There they were, displayed beautifully for us right in our own school library. The stars of the universe, or at least the ones we can see. I would sit, twisting my head up and around, trying to take it all in at once. It was so beautiful, breathtaking, amazing. And then, as my classmates and I sat in the cool bubble kept aloft by fans, a teacher would tell the stories of the stars and constellations, describing the tales and myths created by ancient peoples to explain why the stars seemed to move across the sky in a choreographed dance, season by season. We learned how to locate particular constellations, and to know which ones we could find at different times of the year. I still use these methods to find my favorite constellations.
When I was in sixth grade, I became enthralled by a comet that was visible that year only for a couple early morning hours during the winter months. My parents were helping me do a BCR newspaper route, so we’d be up and about in the early hours, delivering the paper in Princeton. Luckily, this was the same time that the comet was visible; in fact, it was the only time of day it could be viewed. I loved locating it each morning, feeling that it was so special to be able to see it, at a time of the morning when few were awake. I felt that I had been let in on part of a great secret.
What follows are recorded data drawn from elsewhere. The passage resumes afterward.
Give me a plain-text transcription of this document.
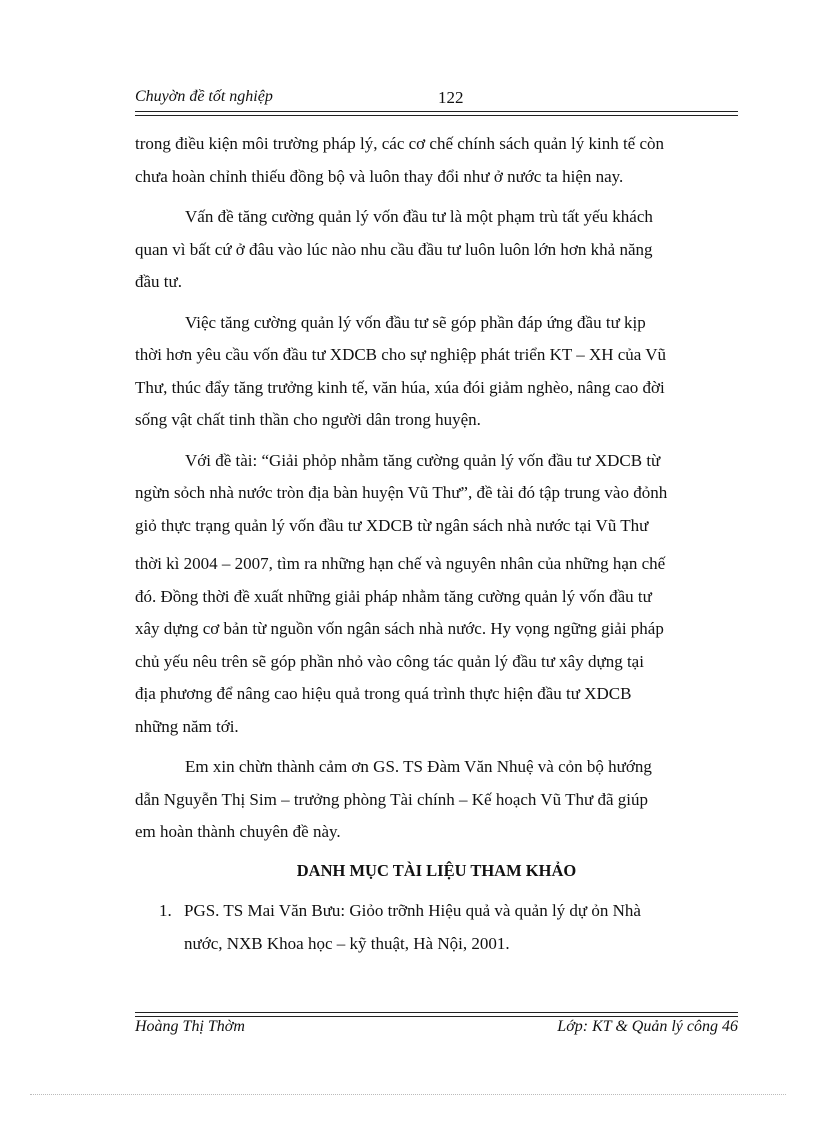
Chuyờn đề tốt nghiệp	122
trong điều kiện môi trường pháp lý, các cơ chế chính sách quản lý kinh tế còn
chưa hoàn chỉnh thiếu đồng bộ và luôn thay đổi như ở nước ta hiện nay.
Vấn đề tăng cường quản lý vốn đầu tư là một phạm trù tất yếu khách
quan vì bất cứ ở đâu vào lúc nào nhu cầu đầu tư luôn luôn lớn hơn khả năng
đầu tư.
Việc tăng cường quản lý vốn đầu tư sẽ góp phần đáp ứng đầu tư kịp
thời hơn yêu cầu vốn đầu tư XDCB cho sự nghiệp phát triển KT – XH của Vũ
Thư, thúc đẩy tăng trưởng kinh tế, văn húa, xúa đói giảm nghèo, nâng cao đời
sống vật chất tinh thần cho người dân trong huyện.
Với đề tài: “Giải phỏp nhằm tăng cường quản lý vốn đầu tư XDCB từ
ngừn sỏch nhà nước tròn địa bàn huyện Vũ Thư”, đề tài đó tập trung vào đỏnh
giỏ thực trạng quản lý vốn đầu tư XDCB từ ngân sách nhà nước tại Vũ Thư
thời kì 2004 – 2007, tìm ra những hạn chế và nguyên nhân của những hạn chế
đó. Đồng thời đề xuất những giải pháp nhằm tăng cường quản lý vốn đầu tư
xây dựng cơ bản từ nguồn vốn ngân sách nhà nước. Hy vọng ngững giải pháp
chủ yếu nêu trên sẽ góp phần nhỏ vào công tác quản lý đầu tư xây dựng tại
địa phương để nâng cao hiệu quả trong quá trình thực hiện đầu tư XDCB
những năm tới.
Em xin chừn thành cảm ơn GS. TS Đàm Văn Nhuệ và cỏn bộ hướng
dẫn Nguyễn Thị Sim – trưởng phòng Tài chính – Kế hoạch Vũ Thư đã giúp
em hoàn thành chuyên đề này.
DANH MỤC TÀI LIỆU THAM KHẢO
1. PGS. TS Mai Văn Bưu: Giỏo trỡnh Hiệu quả và quản lý dự ỏn Nhà
nước, NXB Khoa học – kỹ thuật, Hà Nội, 2001.
Hoàng Thị Thờm	Lớp: KT & Quản lý công 46
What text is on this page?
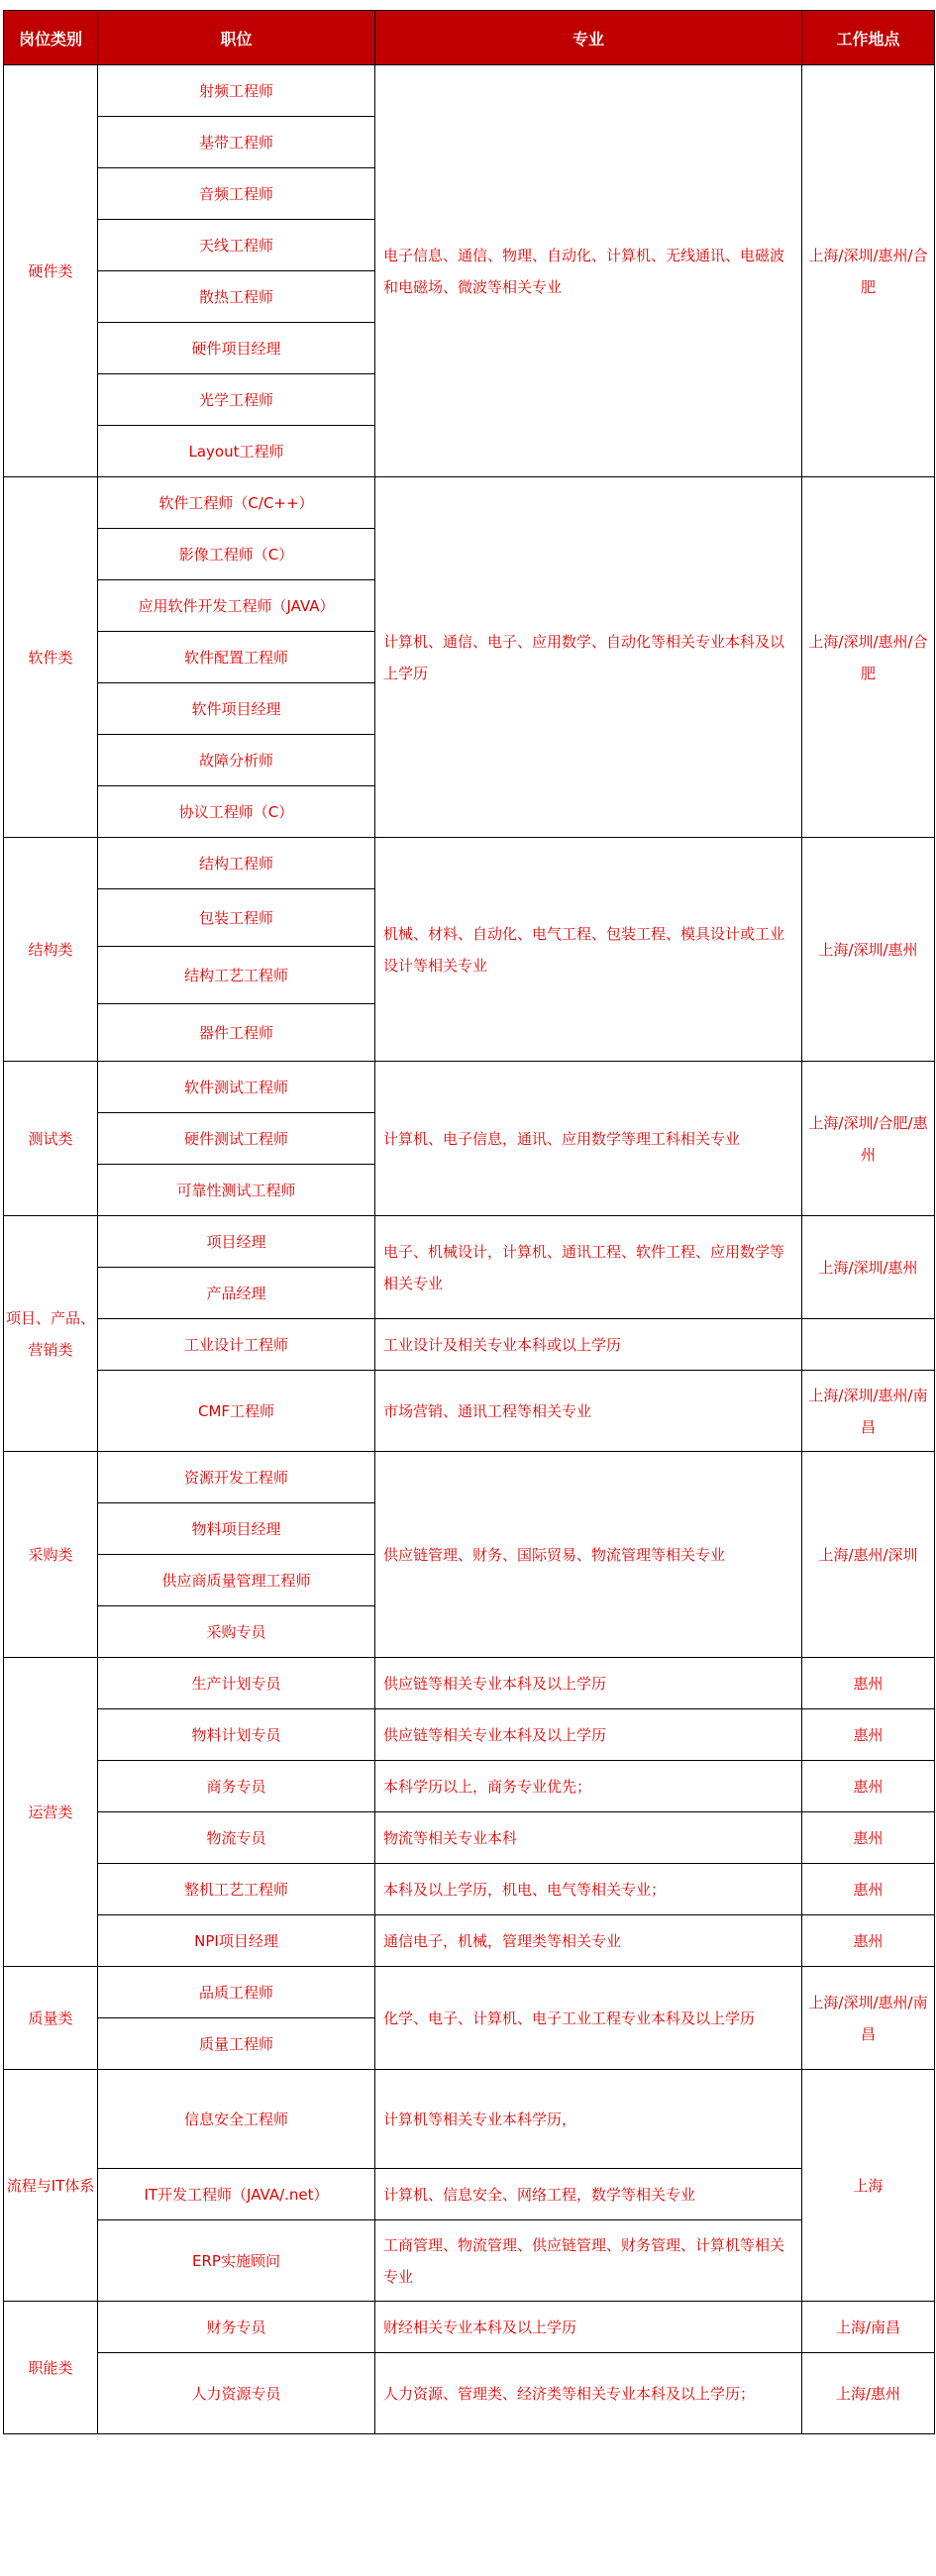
岗位类别	职位	专业	工作地点
硬件类	射频工程师	电子信息、通信、物理、自动化、计算机、无线通讯、电磁波和电磁场、微波等相关专业	上海/深圳/惠州/合肥
	基带工程师		
	音频工程师		
	天线工程师		
	散热工程师		
	硬件项目经理		
	光学工程师		
	Layout工程师		
软件类	软件工程师（C/C++）	计算机、通信、电子、应用数学、自动化等相关专业本科及以上学历	上海/深圳/惠州/合肥
	影像工程师（C）		
	应用软件开发工程师（JAVA）		
	软件配置工程师		
	软件项目经理		
	故障分析师		
	协议工程师（C）		
结构类	结构工程师	机械、材料、自动化、电气工程、包装工程、模具设计或工业设计等相关专业	上海/深圳/惠州
	包装工程师		
	结构工艺工程师		
	器件工程师		
测试类	软件测试工程师	计算机、电子信息，通讯、应用数学等理工科相关专业	上海/深圳/合肥/惠州
	硬件测试工程师		
	可靠性测试工程师		
项目、产品、营销类	项目经理	电子、机械设计，计算机、通讯工程、软件工程、应用数学等相关专业	上海/深圳/惠州
	产品经理		
	工业设计工程师	工业设计及相关专业本科或以上学历	
	CMF工程师	市场营销、通讯工程等相关专业	上海/深圳/惠州/南昌
采购类	资源开发工程师	供应链管理、财务、国际贸易、物流管理等相关专业	上海/惠州/深圳
	物料项目经理		
	供应商质量管理工程师		
	采购专员		
运营类	生产计划专员	供应链等相关专业本科及以上学历	惠州
	物料计划专员	供应链等相关专业本科及以上学历	惠州
	商务专员	本科学历以上，商务专业优先；	惠州
	物流专员	物流等相关专业本科	惠州
	整机工艺工程师	本科及以上学历，机电、电气等相关专业；	惠州
	NPI项目经理	通信电子，机械，管理类等相关专业	惠州
质量类	品质工程师	化学、电子、计算机、电子工业工程专业本科及以上学历	上海/深圳/惠州/南昌
	质量工程师		
流程与IT体系	信息安全工程师	计算机等相关专业本科学历，	上海
	IT开发工程师（JAVA/.net）	计算机、信息安全、网络工程，数学等相关专业	
	ERP实施顾问	工商管理、物流管理、供应链管理、财务管理、计算机等相关专业	
职能类	财务专员	财经相关专业本科及以上学历	上海/南昌
	人力资源专员	人力资源、管理类、经济类等相关专业本科及以上学历；	上海/惠州
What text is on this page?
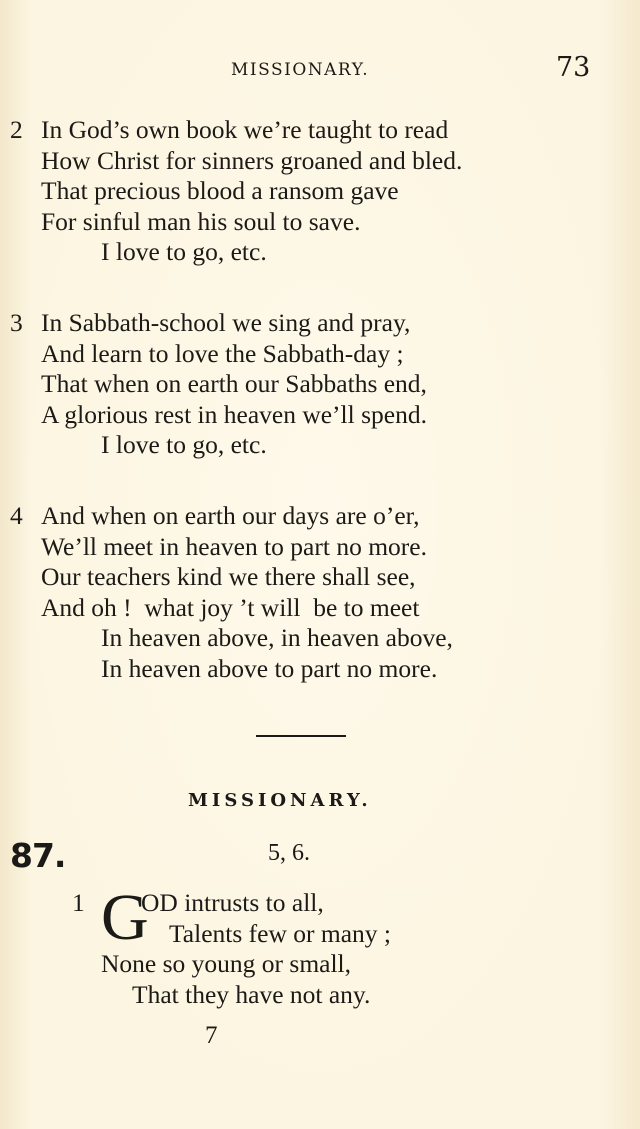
MISSIONARY.	73
2 In God’s own book we’re taught to read
How Christ for sinners groaned and bled.
That precious blood a ransom gave
For sinful man his soul to save.
I love to go, etc.
3 In Sabbath-school we sing and pray,
And learn to love the Sabbath-day ;
That when on earth our Sabbaths end,
A glorious rest in heaven we’ll spend.
I love to go, etc.
4 And when on earth our days are o’er,
We’ll meet in heaven to part no more.
Our teachers kind we there shall see,
And oh !  what joy ’t will  be to meet
In heaven above, in heaven above,
In heaven above to part no more.
MISSIONARY.
87.	5, 6.
G
1 OD intrusts to all,
Talents few or many ;
None so young or small,
That they have not any.
7
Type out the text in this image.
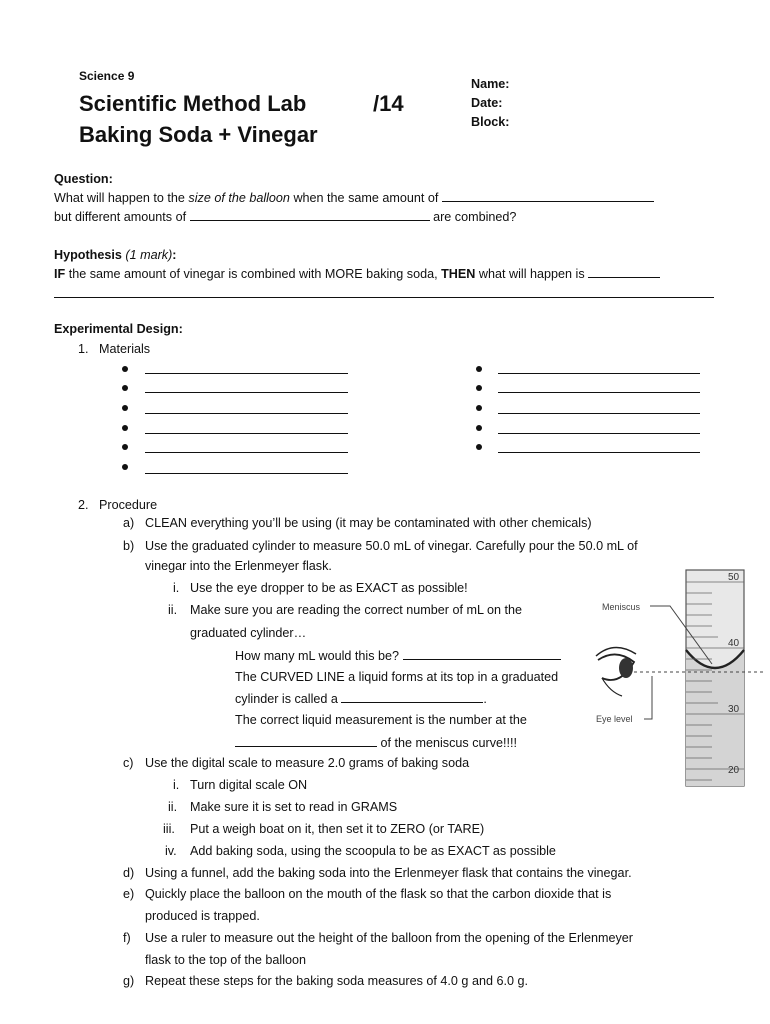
Science 9
Scientific Method Lab
Baking Soda + Vinegar
/14
Name:
Date:
Block:
Question:
What will happen to the size of the balloon when the same amount of
but different amounts of	are combined?
Hypothesis (1 mark):
IF the same amount of vinegar is combined with MORE baking soda, THEN what will happen is
Experimental Design:
1. Materials
2. Procedure
a) CLEAN everything you’ll be using (it may be contaminated with other chemicals)
b) Use the graduated cylinder to measure 50.0 mL of vinegar. Carefully pour the 50.0 mL of
vinegar into the Erlenmeyer flask.
i. Use the eye dropper to be as EXACT as possible!
ii. Make sure you are reading the correct number of mL on the
graduated cylinder…
How many mL would this be?
The CURVED LINE a liquid forms at its top in a graduated
cylinder is called a	.
The correct liquid measurement is the number at the
of the meniscus curve!!!!
c) Use the digital scale to measure 2.0 grams of baking soda
i. Turn digital scale ON
ii. Make sure it is set to read in GRAMS
iii. Put a weigh boat on it, then set it to ZERO (or TARE)
iv. Add baking soda, using the scoopula to be as EXACT as possible
d) Using a funnel, add the baking soda into the Erlenmeyer flask that contains the vinegar.
e) Quickly place the balloon on the mouth of the flask so that the carbon dioxide that is
produced is trapped.
f) Use a ruler to measure out the height of the balloon from the opening of the Erlenmeyer
flask to the top of the balloon
g) Repeat these steps for the baking soda measures of 4.0 g and 6.0 g.
50
40
30
20
Meniscus
Eye level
I still love looking at the stars at night. If I ever see the stars here in the Quad Cities, I always miss how many more there seem to be out in the countryside of Bureau County. I know that, theoretically, it’s the same night sky everywhere. But it just feels different. There are stars missing.
I don’t know quite what it is that I love about looking at the stars. Maybe it’s the many miles of space between each of those stars that, from our vantage point, appear to be two-dimensional in the sky. Maybe it’s the mind-boggling fact that the light we see from the stars right now is actually very, very old. Maybe it’s the feeling that I get while stargazing that there’s something bigger, something greater, something much more than this world and this life. It’s something transcendent and infinite, and so much bigger than me, yet I can experience it in such a personal and special way when I look up at the night sky. I gain a greater awareness of “the big picture” that helps me to not worry or be so concerned about the grind of everyday living or anything I might be unsure or worried about in my future.
And so, as my graduation quickly approaches, I want to share with you a quote I love from Dietrich Bonhoeffer, a theologian, spiritual writer, and Lutheran pastor who played a central role in the struggle against Nazism in World War II-era Germany: “Wonderfully taken care of by good higher beings, I wait without fear for what will come because you are with me in the evening and in the morning and most certainly on every new day.” May it be so.